• Super-resolution microscopy tracks single molecules in 3D with nanoscale accuracy

    New super-resolution microscopy work demonstrates a marked improvement in tracking molecules in three dimensions.
    Nov. 27, 2015
    4 min read

    Stanford University (CA) researchers, led by W. E. Moerner, have extended the work that earned Moerner and colleagues Eric Betzig and Stefan W. Hell the 2014 Nobel Prize for Chemistry. Betzig and Moerner pioneered the development of super-resolution microscopy, which broke the diffraction limit of optical microscopy by using the fluorescence of single molecules for the first time. The new work demonstrates a marked improvement in the accuracy of this imaging technique and for tracking molecules in three dimensions.

    Related: Nobel Prize honors super-resolution microscopy pioneers

    Tracking how molecules move, form shapes, and interact within the body's cells and neurons offers a powerful new view of key biological processes such as signaling, cell division, and neuron communication, all of which impact people's health and susceptibility to disease.

    Super-resolution microscopy uses lasers to excite fluorescence from single molecules under conditions where only a few are emitting at a time, overcoming the traditional resolution limit for optical microscopy set by the diffraction limit of light.

    "With the advent of super-resolution imaging, we improved the resolution by a factor of 5 to 10 beyond the diffraction limit—from 200 nm down to 40 or even 10 nm," Moerner said. "This new world of greatly increased resolution brings a big transformation in how the optical system works."

    However, previous calibration techniques for super-resolution microscopy were not sufficiently accurate for 3D measurements of single molecules. The new calibration method uses a nanohole array to correct for optical distortions across a widefield microscope's entire field of view.

    When imaging at the scale of single molecules, a single point of light coming from a molecule can typically be located with around 10 nm precision. At such high resolutions, any small imperfections in an optical system introduce image distortions, or aberrations, which can significantly skew measurements, particularly in 3D. The resulting errors could mean the difference between interpreting two molecules as interacting or simply being close to each other.

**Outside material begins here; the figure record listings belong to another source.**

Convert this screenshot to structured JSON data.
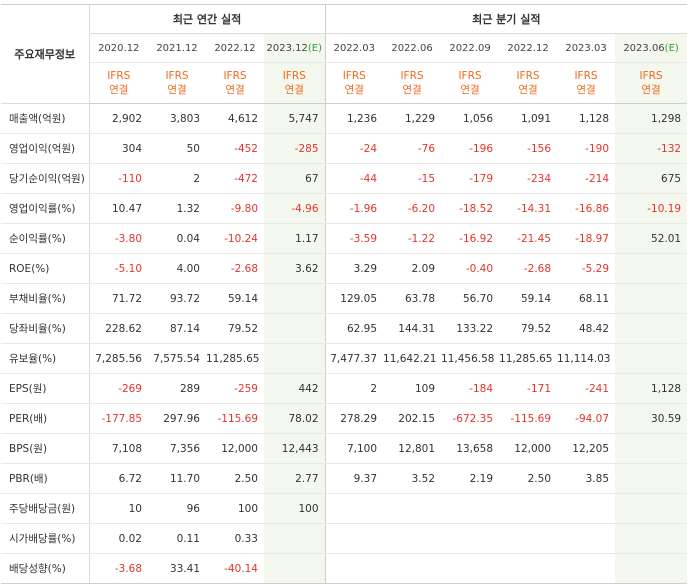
{
  "header": {
    "row_label": "주요재무정보",
    "annual_title": "최근 연간 실적",
    "quarter_title": "최근 분기 실적"
  },
  "columns": [
    {
      "period": "2020.12",
      "estimate": false
    },
    {
      "period": "2021.12",
      "estimate": false
    },
    {
      "period": "2022.12",
      "estimate": false
    },
    {
      "period": "2023.12",
      "estimate": true,
      "estimate_mark": "(E)"
    },
    {
      "period": "2022.03",
      "estimate": false
    },
    {
      "period": "2022.06",
      "estimate": false
    },
    {
      "period": "2022.09",
      "estimate": false
    },
    {
      "period": "2022.12",
      "estimate": false
    },
    {
      "period": "2023.03",
      "estimate": false
    },
    {
      "period": "2023.06",
      "estimate": true,
      "estimate_mark": "(E)"
    }
  ],
  "ifrs_label": "IFRS",
  "consolidated_label": "연결",
  "rows": [
    {
      "label": "매출액(억원)",
      "values": [
        "2,902",
        "3,803",
        "4,612",
        "5,747",
        "1,236",
        "1,229",
        "1,056",
        "1,091",
        "1,128",
        "1,298"
      ]
    },
    {
      "label": "영업이익(억원)",
      "values": [
        "304",
        "50",
        "-452",
        "-285",
        "-24",
        "-76",
        "-196",
        "-156",
        "-190",
        "-132"
      ]
    },
    {
      "label": "당기순이익(억원)",
      "values": [
        "-110",
        "2",
        "-472",
        "67",
        "-44",
        "-15",
        "-179",
        "-234",
        "-214",
        "675"
      ]
    },
    {
      "label": "영업이익률(%)",
      "values": [
        "10.47",
        "1.32",
        "-9.80",
        "-4.96",
        "-1.96",
        "-6.20",
        "-18.52",
        "-14.31",
        "-16.86",
        "-10.19"
      ]
    },
    {
      "label": "순이익률(%)",
      "values": [
        "-3.80",
        "0.04",
        "-10.24",
        "1.17",
        "-3.59",
        "-1.22",
        "-16.92",
        "-21.45",
        "-18.97",
        "52.01"
      ]
    },
    {
      "label": "ROE(%)",
      "values": [
        "-5.10",
        "4.00",
        "-2.68",
        "3.62",
        "3.29",
        "2.09",
        "-0.40",
        "-2.68",
        "-5.29",
        ""
      ]
    },
    {
      "label": "부채비율(%)",
      "values": [
        "71.72",
        "93.72",
        "59.14",
        "",
        "129.05",
        "63.78",
        "56.70",
        "59.14",
        "68.11",
        ""
      ]
    },
    {
      "label": "당좌비율(%)",
      "values": [
        "228.62",
        "87.14",
        "79.52",
        "",
        "62.95",
        "144.31",
        "133.22",
        "79.52",
        "48.42",
        ""
      ]
    },
    {
      "label": "유보율(%)",
      "values": [
        "7,285.56",
        "7,575.54",
        "11,285.65",
        "",
        "7,477.37",
        "11,642.21",
        "11,456.58",
        "11,285.65",
        "11,114.03",
        ""
      ]
    },
    {
      "label": "EPS(원)",
      "values": [
        "-269",
        "289",
        "-259",
        "442",
        "2",
        "109",
        "-184",
        "-171",
        "-241",
        "1,128"
      ]
    },
    {
      "label": "PER(배)",
      "values": [
        "-177.85",
        "297.96",
        "-115.69",
        "78.02",
        "278.29",
        "202.15",
        "-672.35",
        "-115.69",
        "-94.07",
        "30.59"
      ]
    },
    {
      "label": "BPS(원)",
      "values": [
        "7,108",
        "7,356",
        "12,000",
        "12,443",
        "7,100",
        "12,801",
        "13,658",
        "12,000",
        "12,205",
        ""
      ]
    },
    {
      "label": "PBR(배)",
      "values": [
        "6.72",
        "11.70",
        "2.50",
        "2.77",
        "9.37",
        "3.52",
        "2.19",
        "2.50",
        "3.85",
        ""
      ]
    },
    {
      "label": "주당배당금(원)",
      "values": [
        "10",
        "96",
        "100",
        "100",
        "",
        "",
        "",
        "",
        "",
        ""
      ]
    },
    {
      "label": "시가배당률(%)",
      "values": [
        "0.02",
        "0.11",
        "0.33",
        "",
        "",
        "",
        "",
        "",
        "",
        ""
      ]
    },
    {
      "label": "배당성향(%)",
      "values": [
        "-3.68",
        "33.41",
        "-40.14",
        "",
        "",
        "",
        "",
        "",
        "",
        ""
      ]
    }
  ],
  "colors": {
    "negative": "#e2352c",
    "ifrs": "#ee6a1f",
    "estimate_bg": "#f3f7ed",
    "estimate_mark": "#3c9a3c"
  }
}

    While many use fluorescent beads to calibrate 3D microscopes, Alex von Diezmann, doctoral candidate at the Moerner Lab at Stanford University, took a different approach. He created an array of holes in a metal film, each smaller than 200 nm and regularly spaced 2.5 µm apart, to use as a 3D calibration standard. Once the holes were filled with fluorescent dyes, the array could be used to calibrate for optical errors across the microscope's entire field of view, not just at a few select spots, as is possible using fluorescent beads. Using this technique, the researchers were able to correct aberrations of 50–100 nm to just 25 nm.

    "Prior to this, people had not explicitly worried about these aberrations," von Diezmann says. "The fact that we demonstrated the presence of field-dependent aberrations, and showed that they could degrade images, is an important part of this work."

    The researchers studied the new calibration technique with double-helix and astigmatic point spread functions, two types of optical modification typically used to extract z-axis location. Although both point-spread functions showed z-axis related inaccuracies that created about a 20% error in the 3D measurements, the researchers corrected these aberrations using the 3D nanohole array.

    The researchers are now applying the new 3D calibration technique to all their single-molecule tracking and super-resolution microscopy studies. For example, von Diezmann is using it to study protein localization in bacteria that measure only 2 µm in length. With the 3D calibration technique, he can accurately measure and track key signaling proteins in nanodomains that are only 150–200 nm in size.

    The researchers point out that correcting field-dependent and other types of aberrations is becoming more and more important as optical microscopy techniques evolve to image deeper into cells, for example.

    "We studied this approach for a couple of cases, but it can be used with any super-resolution or localization microscopy that requires really precise 3D measurements," said von Diezmann. "It will be exciting to see other groups use it to figure out how their particular technique is affected by field-dependent aberrations. As a community, maybe we can find even better ways of dealing with these aberrations."